The White House defines the bill’s framework and lists its goals and objectives. While there are no specific changes to Social Security, the adjustments to other social spending programs can have an indirect effect on our benefits.

Social Spending in the Build Back Better Act

Some of the main aspects of the Act involve social spending on programs like healthcare. It also deals with climate change and childcare. For seniors however, Medicare changes, adjusting housing costs, and offering affordable home care are the plan’s greatest strengths.

Nik Popli and Abby Vesoulis breakdown the categories of the recently passed legislation for TIME Magazine. The plan sets aside $165 billion for social spending towards healthcare. The goal being to lower Medicare premiums and restrict the pharmaceutical industry from increasing drug costs per year, making medicine more affordable to those that need it.

Healthcare and medicine are two of the largest expenses for seniors, with many utilizing their whole monthly benefit to cover the cost. Lowering these expenses can mean that seniors can stretch their benefits a little longer month-to-month.

Additionally, the act offers $150 billion for “in-home health care,” which provides more money to home health care providers and offers aid to disabled and older Americans. The same amount is set aside for affordable housing. Housing costs and rent are other large expenses that seniors tend to have.

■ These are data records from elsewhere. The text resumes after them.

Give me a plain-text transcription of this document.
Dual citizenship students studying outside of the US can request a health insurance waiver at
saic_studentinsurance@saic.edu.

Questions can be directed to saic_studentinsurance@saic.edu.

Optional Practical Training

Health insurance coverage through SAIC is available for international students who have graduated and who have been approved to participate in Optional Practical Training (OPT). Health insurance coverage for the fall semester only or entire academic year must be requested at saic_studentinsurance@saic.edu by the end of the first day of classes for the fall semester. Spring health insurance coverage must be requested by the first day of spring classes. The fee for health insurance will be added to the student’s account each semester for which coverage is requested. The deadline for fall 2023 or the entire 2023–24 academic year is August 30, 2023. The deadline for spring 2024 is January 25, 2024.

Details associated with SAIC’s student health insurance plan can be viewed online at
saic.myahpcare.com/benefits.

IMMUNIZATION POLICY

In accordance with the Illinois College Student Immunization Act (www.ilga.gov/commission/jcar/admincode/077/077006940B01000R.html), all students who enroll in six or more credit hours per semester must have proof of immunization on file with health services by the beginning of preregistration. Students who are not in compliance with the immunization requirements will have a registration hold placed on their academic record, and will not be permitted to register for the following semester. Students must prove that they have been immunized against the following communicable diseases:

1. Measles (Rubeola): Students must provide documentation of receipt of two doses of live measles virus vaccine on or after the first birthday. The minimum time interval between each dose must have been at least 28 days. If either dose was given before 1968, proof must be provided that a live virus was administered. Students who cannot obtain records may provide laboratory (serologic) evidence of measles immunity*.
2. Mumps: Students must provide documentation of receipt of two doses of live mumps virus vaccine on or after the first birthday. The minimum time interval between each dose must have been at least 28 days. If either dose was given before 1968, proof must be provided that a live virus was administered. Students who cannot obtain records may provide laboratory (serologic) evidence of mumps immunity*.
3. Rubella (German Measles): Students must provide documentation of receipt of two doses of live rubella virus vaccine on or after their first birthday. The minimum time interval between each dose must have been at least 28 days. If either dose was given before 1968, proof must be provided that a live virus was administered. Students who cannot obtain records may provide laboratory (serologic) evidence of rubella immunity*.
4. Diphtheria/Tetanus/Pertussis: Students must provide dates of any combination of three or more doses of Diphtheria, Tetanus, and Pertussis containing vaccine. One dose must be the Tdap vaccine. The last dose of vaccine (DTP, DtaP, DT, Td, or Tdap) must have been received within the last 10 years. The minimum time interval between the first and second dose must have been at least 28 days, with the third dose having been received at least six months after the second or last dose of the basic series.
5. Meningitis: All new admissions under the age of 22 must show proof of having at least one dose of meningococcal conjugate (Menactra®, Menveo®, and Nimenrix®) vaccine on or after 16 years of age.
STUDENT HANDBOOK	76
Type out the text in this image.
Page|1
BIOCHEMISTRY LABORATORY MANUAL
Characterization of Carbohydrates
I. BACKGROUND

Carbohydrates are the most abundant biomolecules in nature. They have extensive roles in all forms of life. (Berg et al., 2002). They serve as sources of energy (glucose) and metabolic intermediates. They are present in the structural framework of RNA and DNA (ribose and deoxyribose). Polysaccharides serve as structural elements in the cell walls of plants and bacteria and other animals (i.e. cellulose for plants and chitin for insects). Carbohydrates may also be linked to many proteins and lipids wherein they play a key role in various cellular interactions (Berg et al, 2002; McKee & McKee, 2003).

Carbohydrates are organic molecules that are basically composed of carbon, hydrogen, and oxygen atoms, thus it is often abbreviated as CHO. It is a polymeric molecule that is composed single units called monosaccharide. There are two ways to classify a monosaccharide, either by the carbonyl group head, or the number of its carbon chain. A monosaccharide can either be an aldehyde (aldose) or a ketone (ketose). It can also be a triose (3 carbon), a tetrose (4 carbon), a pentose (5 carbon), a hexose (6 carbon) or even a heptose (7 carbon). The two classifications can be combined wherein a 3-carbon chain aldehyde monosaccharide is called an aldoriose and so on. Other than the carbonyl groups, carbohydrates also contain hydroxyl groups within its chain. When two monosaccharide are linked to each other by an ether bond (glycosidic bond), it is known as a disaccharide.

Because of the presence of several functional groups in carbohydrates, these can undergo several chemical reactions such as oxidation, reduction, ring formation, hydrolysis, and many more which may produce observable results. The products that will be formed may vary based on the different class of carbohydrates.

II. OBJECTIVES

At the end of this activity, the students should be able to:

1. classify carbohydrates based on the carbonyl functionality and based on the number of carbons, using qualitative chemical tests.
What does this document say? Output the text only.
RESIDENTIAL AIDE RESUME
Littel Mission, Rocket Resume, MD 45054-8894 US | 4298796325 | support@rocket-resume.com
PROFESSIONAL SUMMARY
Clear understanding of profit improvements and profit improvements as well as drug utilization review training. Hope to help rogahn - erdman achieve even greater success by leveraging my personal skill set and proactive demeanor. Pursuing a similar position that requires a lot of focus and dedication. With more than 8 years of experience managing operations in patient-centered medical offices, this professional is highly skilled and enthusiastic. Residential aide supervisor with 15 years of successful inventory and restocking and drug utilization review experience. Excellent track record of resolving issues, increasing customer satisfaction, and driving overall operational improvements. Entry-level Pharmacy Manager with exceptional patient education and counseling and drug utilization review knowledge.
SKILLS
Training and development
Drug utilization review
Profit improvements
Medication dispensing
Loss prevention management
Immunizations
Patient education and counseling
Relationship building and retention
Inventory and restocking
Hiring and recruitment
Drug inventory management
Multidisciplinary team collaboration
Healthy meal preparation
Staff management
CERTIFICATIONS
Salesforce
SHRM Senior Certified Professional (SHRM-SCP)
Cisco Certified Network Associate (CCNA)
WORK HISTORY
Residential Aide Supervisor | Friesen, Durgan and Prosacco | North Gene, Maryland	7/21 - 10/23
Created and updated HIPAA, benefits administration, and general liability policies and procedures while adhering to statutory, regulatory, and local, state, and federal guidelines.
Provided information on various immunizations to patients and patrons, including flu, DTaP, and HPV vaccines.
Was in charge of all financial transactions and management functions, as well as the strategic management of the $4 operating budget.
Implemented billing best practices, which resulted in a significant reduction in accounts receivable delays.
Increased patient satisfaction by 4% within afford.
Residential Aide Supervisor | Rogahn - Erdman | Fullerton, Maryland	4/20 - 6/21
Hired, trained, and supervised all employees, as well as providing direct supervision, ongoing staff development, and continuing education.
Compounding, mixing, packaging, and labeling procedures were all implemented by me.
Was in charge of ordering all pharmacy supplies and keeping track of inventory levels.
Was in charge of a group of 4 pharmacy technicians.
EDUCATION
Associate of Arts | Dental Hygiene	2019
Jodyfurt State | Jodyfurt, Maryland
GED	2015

It’s expected that a new tax hike of 15 percent on top earning corporations will provide the revenue need to pay for this plan. Corporations in years past have aid considerably lower taxes, and exploited loopholes in the tax system have allowed them to avoid paying into programs like Social Security.

Bills like this and the Social Security Lockbox Act are heavily debated in Congress, but this is a time of reinvestment and change. Changes like these are significant, even though they might not seem like it at first. Offering more affordability across the board lets our benefits go further. So retirement becomes more than some big cost. We deserve our benefits, and it is time to reinvest some love and attention into the social spending programs that create them.